Il Tribunale di Taranto e la Corte d’Appello di Lecce avevano rigettato la richiesta di risarcimento danni avanzata dagli eredi, assumendo l’intervenuta prescrizione del diritto nel 1991, anno dell’entrata in vigore della L. 277 del 1991 che ha predisposto cautele per i lavoratori esposti all’amianto. Secondo i giudici dunque l’oggettiva diligenza avrebbe imposto di percepire, anche per i congiunti, la malattia come conseguenza del comportamento del datore di lavoro che aveva esposto il dipendente all’inalazione di polveri così pericolose da esserne vietata la vendita.
Ad avviso della Corte d’Appello di Lecce in particolare, i congiunti avrebbero dovuto attivarsi già dal 1991 per interrompere la prescrizione ed evitare così l’estinzione del diritto a causa del trascorrere del tempo.
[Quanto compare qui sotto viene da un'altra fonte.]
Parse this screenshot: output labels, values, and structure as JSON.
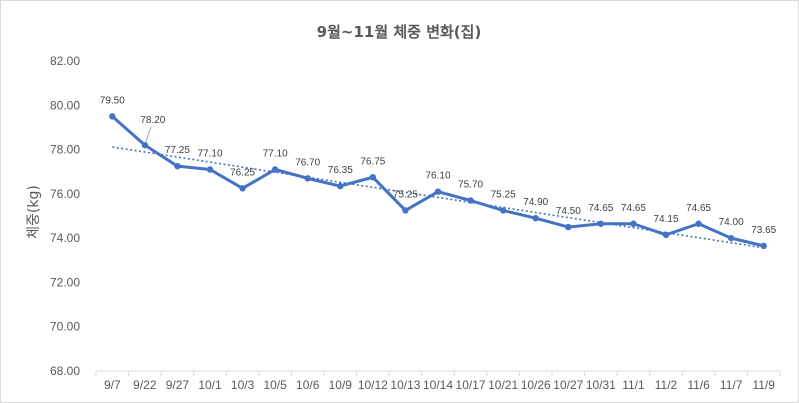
{
  "chart_data": {
    "type": "line",
    "title": "9월~11월 체중 변화(집)",
    "xlabel": "",
    "ylabel": "체중(kg)",
    "categories": [
      "9/7",
      "9/22",
      "9/27",
      "10/1",
      "10/3",
      "10/5",
      "10/6",
      "10/9",
      "10/12",
      "10/13",
      "10/14",
      "10/17",
      "10/21",
      "10/26",
      "10/27",
      "10/31",
      "11/1",
      "11/2",
      "11/6",
      "11/7",
      "11/9"
    ],
    "series": [
      {
        "values": [
          79.5,
          78.2,
          77.25,
          77.1,
          76.25,
          77.1,
          76.7,
          76.35,
          76.75,
          75.25,
          76.1,
          75.7,
          75.25,
          74.9,
          74.5,
          74.65,
          74.65,
          74.15,
          74.65,
          74.0,
          73.65
        ],
        "labels": [
          "79.50",
          "78.20",
          "77.25",
          "77.10",
          "76.25",
          "77.10",
          "76.70",
          "76.35",
          "76.75",
          "75.25",
          "76.10",
          "75.70",
          "75.25",
          "74.90",
          "74.50",
          "74.65",
          "74.65",
          "74.15",
          "74.65",
          "74.00",
          "73.65"
        ]
      }
    ],
    "yticks": [
      "68.00",
      "70.00",
      "72.00",
      "74.00",
      "76.00",
      "78.00",
      "80.00",
      "82.00"
    ],
    "ylim": [
      68,
      82
    ],
    "trendline": "linear",
    "grid": false,
    "legend": "none",
    "colors": {
      "line": "#4472c4",
      "trend": "#4472c4",
      "axis": "#d9d9d9",
      "text": "#595959"
    }
  }
}
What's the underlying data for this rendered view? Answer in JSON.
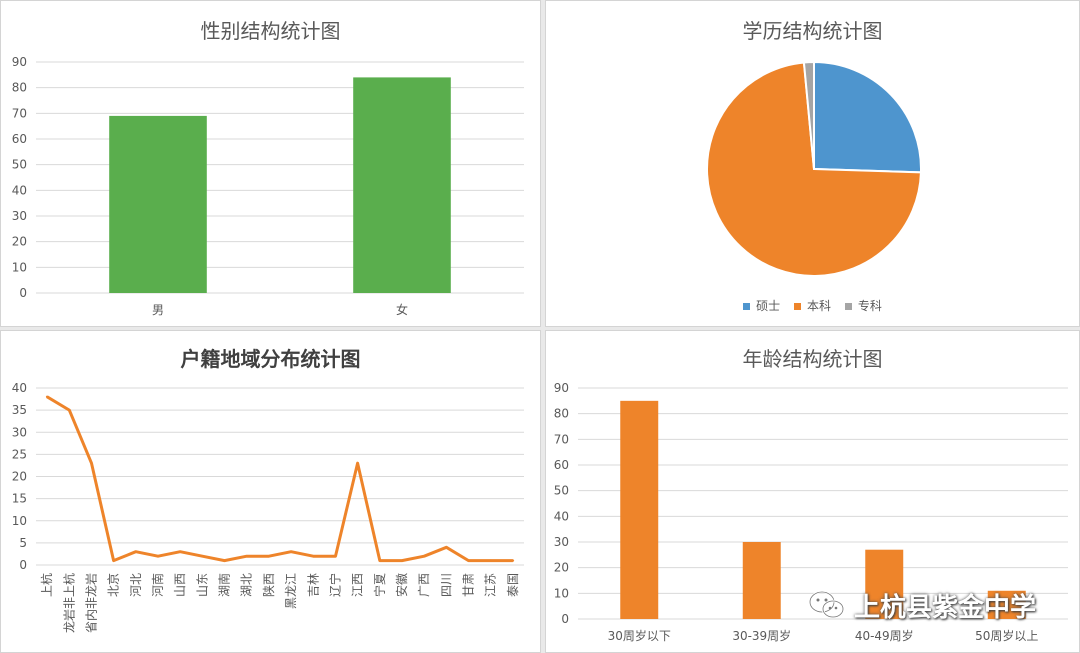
{
  "chart_data": [
    {
      "id": "gender",
      "type": "bar",
      "title": "性别结构统计图",
      "categories": [
        "男",
        "女"
      ],
      "values": [
        69,
        84
      ],
      "ylim": [
        0,
        90
      ],
      "yticks": [
        0,
        10,
        20,
        30,
        40,
        50,
        60,
        70,
        80,
        90
      ],
      "grid": true,
      "color": "#5aae4d"
    },
    {
      "id": "education",
      "type": "pie",
      "title": "学历结构统计图",
      "slices": [
        {
          "label": "硕士",
          "value": 25.5,
          "color": "#4e95ce"
        },
        {
          "label": "本科",
          "value": 73,
          "color": "#ee842a"
        },
        {
          "label": "专科",
          "value": 1.5,
          "color": "#a5a5a5"
        }
      ],
      "legend": "bottom"
    },
    {
      "id": "region",
      "type": "line",
      "title": "户籍地域分布统计图",
      "categories": [
        "上杭",
        "龙岩非上杭",
        "省内非龙岩",
        "北京",
        "河北",
        "河南",
        "山西",
        "山东",
        "湖南",
        "湖北",
        "陕西",
        "黑龙江",
        "吉林",
        "辽宁",
        "江西",
        "宁夏",
        "安徽",
        "广西",
        "四川",
        "甘肃",
        "江苏",
        "泰国"
      ],
      "values": [
        38,
        35,
        23,
        1,
        3,
        2,
        3,
        2,
        1,
        2,
        2,
        3,
        2,
        2,
        23,
        1,
        1,
        2,
        4,
        1,
        1,
        1
      ],
      "ylim": [
        0,
        40
      ],
      "yticks": [
        0,
        5,
        10,
        15,
        20,
        25,
        30,
        35,
        40
      ],
      "grid": true,
      "color": "#ee842a"
    },
    {
      "id": "age",
      "type": "bar",
      "title": "年龄结构统计图",
      "categories": [
        "30周岁以下",
        "30-39周岁",
        "40-49周岁",
        "50周岁以上"
      ],
      "values": [
        85,
        30,
        27,
        11
      ],
      "ylim": [
        0,
        90
      ],
      "yticks": [
        0,
        10,
        20,
        30,
        40,
        50,
        60,
        70,
        80,
        90
      ],
      "grid": true,
      "color": "#ee842a"
    }
  ],
  "watermark": {
    "text": "上杭县紫金中学",
    "icon": "wechat-icon"
  }
}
La Suprema Corte ha accolto il ricorso proposto dagli eredi e rinviato alla Corte d’Appello di Lecce in diversa composizione, ribadendo una serie di principi già affermati in passato, a partire dalla sentenza n. 10441 del 2007, allorché la Corte ha infatti statuito che, in materia di prescrizione del diritto al risarcimento del danno non patrimoniale da malattia professionale, trova applicazione lo stesso criterio relativo all’azione diretta a conseguire la rendita da inabilità permanente nei confronti dell’INAIL, azione per cui si è affermato che la prescrizione decorre dal momento in cui uno o più fatti concorrenti forniscano certezza della conoscibilità da parte dell’assicurato dello stato morboso, della sua eziologia professionale e del raggiungimento della misura minima indennizzabile.
Successivamente, le Sezioni Unite, con la sentenza n. 576 del 2008 (poi ripresa da altre pronunce nel 2017, nel 2018 e nel 2019), hanno poi affermato che “l’ordinaria diligenza richiesta al soggetto danneggiato sarà soddisfatta dall’avvenuta consultazione di personale sanitario e dalla sottoposizione agli accertamenti prescritti, dovendosi misurare il livello delle conoscenze scientifiche dell’epoca in riferimento al personale o alla struttura sanitaria che ha avuto in cura il paziente ed accertare se siano stare fornite informazioni atte a consentire all’interessato il collegamento con la causa della patologia o se lo stesso sia stato quanto meno posto in condizione di assumere tali conoscenze”.
Alla luce dei precedenti appena citati, la Corte di Cassazione ha pertanto concluso che “il punto di arrivo della giurisprudenza di legittimità, sia in tema di danno extracontrattuale e sia in materia di malattia professionale è che la prescrizione decorre non dal giorno in cui il terzo abbia determinato la modificazione causativa del danno o dal momento in cui la malattia si sia manifestata all’esterno, bensì da quello in cui essa venga percepita o possa essere percepita quale danno ingiusto conseguente al comportamento del terzo, usando l’ordinaria diligenza e tenendo costo della diffusione delle conoscenze scientifiche”.
Tali principi sono stati affermati come validi anche ai fini della valutazione della posizione dei superstiti.
Con riferimento ad essi è stato ulteriormente precisato che ai fini del decorso della prescrizione, è necessario che l’inerzia del danneggiato o dei suoi eredi possa considerarsi in qualche misura colpevole, presupponendosi dunque che l’uno o gli altri siano consapevoli o in condizioni di conoscere, secondo criteri di diligenza e tenuto conto delle conoscenze scientifiche dell’epoca, sia la malattia che il suo carattere professionale. La mancata conoscenza della malattia e del rapporto di causalità della stessa con l’attività lavorativa rappresentano infatti un impedimento giuridico all’esercizio del diritto e non consentono il decorso della prescrizione, a nulla valendo peraltro l’entrata in vigore di un testo normativo, ovvero il D. Lgs. 227 del 1991, in assenza di qualsiasi accertamento su elementi anche indiziari da cui gli stessi familiari avrebbero potuto percepire la derivazione della malattia dall’esposizione del loro congiunto ad agenti nocivi nel corso del rapporto di lavoro.